Pamuk üretiminin başlıca sorunlarından olan erken dönem zararlılarının üretim miktarı ve ürün kalitesini etkilememesi için hazırlıkların tamamlandığını açıklayan Nazilli Pamuk Araştırma Enstitüsü Müdürü Sadettin Öztürk, pamuğun Türk tarımı ve ekonomisinde çok önemli bir yere sahip olduğuna işaret etti. Pamuğun geniş alanlarda tarımı yapılan ve ihracatta çok önemli payı olan bir endüstri bitkisi olduğunu belirten Öztürk, “Pamukta ekimden sonra fidelerin çıkışı ile birlikte Pamuk yaprakbiti ve Tütün thripsi zarar yapmaya başlamaktadır. Havaların serin ve nemli gitmesi halinde yaprakbitleri, sıcak ve kurak gitmesi halinde ise thripsler sorun oluşturmaktadır. Pamuk yaprakbiti popülasyonu nemli ve serin hava koşullarında oldukça hızlı bir şekilde artış gösterirken, düşük nem, sıcak ve kuru havada ani düşüşler gösterir ve hatta yok olur. Şiddetli yağışlar yaprakbitini etkileyerek yoğunluğunun düşmesine neden olur. Tütün Thripsinin yaşam süresi ile sıcaklık arasında negatif bir ilişki vardır. Yani sıcaklık arttıkça thripsin yaşam döngüsü süresi azalır ve çok daha fazla sayıda döl verir. Tütün thripsi’nin yumurtadan ergin oluncaya kadar olan süre 25 ºC’de 9 gündür. Pamukta emgi yaparak beslenen yaprakbitleri bitki özsuyunu emerek, bitkide kıvrılma ve şekil bozukluklarına sebep olur” dedi.
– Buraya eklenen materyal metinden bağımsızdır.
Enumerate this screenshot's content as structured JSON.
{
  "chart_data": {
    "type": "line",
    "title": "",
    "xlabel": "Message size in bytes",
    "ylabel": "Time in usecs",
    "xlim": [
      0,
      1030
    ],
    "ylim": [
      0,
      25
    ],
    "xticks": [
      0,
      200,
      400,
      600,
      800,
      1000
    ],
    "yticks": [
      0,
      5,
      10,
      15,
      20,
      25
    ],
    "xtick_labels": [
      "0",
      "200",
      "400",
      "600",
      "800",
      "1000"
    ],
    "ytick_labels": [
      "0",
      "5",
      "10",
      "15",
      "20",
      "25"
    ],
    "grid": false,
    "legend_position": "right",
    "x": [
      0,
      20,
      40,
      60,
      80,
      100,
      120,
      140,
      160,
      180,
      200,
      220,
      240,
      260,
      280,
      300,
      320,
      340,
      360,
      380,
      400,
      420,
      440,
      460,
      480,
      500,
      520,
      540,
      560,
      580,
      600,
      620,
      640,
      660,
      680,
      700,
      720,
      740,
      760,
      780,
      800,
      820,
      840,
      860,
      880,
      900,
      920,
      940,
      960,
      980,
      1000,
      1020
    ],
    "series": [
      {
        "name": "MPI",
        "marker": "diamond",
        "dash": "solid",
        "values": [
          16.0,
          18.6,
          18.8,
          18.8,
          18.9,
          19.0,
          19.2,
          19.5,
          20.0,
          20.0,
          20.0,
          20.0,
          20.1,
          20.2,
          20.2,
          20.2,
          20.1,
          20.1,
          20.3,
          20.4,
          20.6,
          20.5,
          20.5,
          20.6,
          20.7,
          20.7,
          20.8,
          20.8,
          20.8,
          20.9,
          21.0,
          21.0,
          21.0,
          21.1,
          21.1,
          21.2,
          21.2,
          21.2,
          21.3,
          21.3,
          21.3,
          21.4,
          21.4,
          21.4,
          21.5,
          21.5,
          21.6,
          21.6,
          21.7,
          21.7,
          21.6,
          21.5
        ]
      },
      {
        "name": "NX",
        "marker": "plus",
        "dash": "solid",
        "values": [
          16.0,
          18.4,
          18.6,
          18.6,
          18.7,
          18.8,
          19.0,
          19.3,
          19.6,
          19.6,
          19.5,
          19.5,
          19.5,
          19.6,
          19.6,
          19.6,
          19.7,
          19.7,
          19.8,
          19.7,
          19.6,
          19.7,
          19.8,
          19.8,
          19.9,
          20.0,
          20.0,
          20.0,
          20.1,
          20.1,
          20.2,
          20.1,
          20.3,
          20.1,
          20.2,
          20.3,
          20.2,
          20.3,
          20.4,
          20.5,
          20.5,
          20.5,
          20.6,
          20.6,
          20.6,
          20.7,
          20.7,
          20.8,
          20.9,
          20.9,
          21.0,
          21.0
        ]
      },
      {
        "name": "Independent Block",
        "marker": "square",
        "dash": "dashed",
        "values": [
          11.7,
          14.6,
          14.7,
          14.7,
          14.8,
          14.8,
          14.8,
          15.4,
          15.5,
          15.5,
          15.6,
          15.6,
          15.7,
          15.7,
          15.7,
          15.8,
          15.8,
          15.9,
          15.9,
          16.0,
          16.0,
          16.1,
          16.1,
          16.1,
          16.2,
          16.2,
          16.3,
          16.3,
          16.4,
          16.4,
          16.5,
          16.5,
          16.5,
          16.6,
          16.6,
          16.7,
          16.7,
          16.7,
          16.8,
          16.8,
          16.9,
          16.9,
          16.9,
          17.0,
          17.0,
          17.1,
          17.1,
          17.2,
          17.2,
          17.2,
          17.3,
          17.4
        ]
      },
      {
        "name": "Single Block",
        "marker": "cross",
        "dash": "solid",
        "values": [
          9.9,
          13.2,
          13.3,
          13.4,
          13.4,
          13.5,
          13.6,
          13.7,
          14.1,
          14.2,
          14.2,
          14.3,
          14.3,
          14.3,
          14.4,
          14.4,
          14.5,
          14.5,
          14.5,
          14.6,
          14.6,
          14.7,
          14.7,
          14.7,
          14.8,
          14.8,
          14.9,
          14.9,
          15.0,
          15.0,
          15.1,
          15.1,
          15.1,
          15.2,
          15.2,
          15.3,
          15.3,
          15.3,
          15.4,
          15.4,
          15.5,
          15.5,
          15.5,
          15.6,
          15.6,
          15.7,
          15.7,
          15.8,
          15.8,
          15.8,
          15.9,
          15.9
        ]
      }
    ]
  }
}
Zarar gören bitkilerde gelişmenin yavaşladığı ve tamamen durduğunun görüldüğünün altını çizen Öztürk, “Ayrıca yaprak bitleri beslenme esnasında kendileri için fazla gelen şekerli maddeleri vücutlarından dışarı atarlar. Dışarı atılan şekerli maddeler üzerinde havada bulunan saprofit funguslar gelişerek siyah bir renk alır. Şekerli maddelerin bu şekilde siyah renk almasına 'Fumajin' denir. Şekerli madde salgısının fazla olması nedeniyle pamuk yaprakları parlak bir görünüm alır. Tütün Thripsi pamuk bitkilerinin yaprak ve saplarını ağız parçaları ile zedeleyerek öz suyunu emer. Bitkide thripsin beslendiği yerler bir süre sonra gümüşi bir renk alır. Yoğun bulaşmalarda pamuk fidelerinin yaprakları kıvrılır, esmerleşir ve dökülür. Bitkinin büyüme noktasının zarar görmesi halinde ‘Çatal Bitki’ meydana gelir. Zarar gören bitkinin alt kısımlarındaki meyve dallarında azalmalar meydana gelerek verimde azalmalara neden olur” diye konuştu.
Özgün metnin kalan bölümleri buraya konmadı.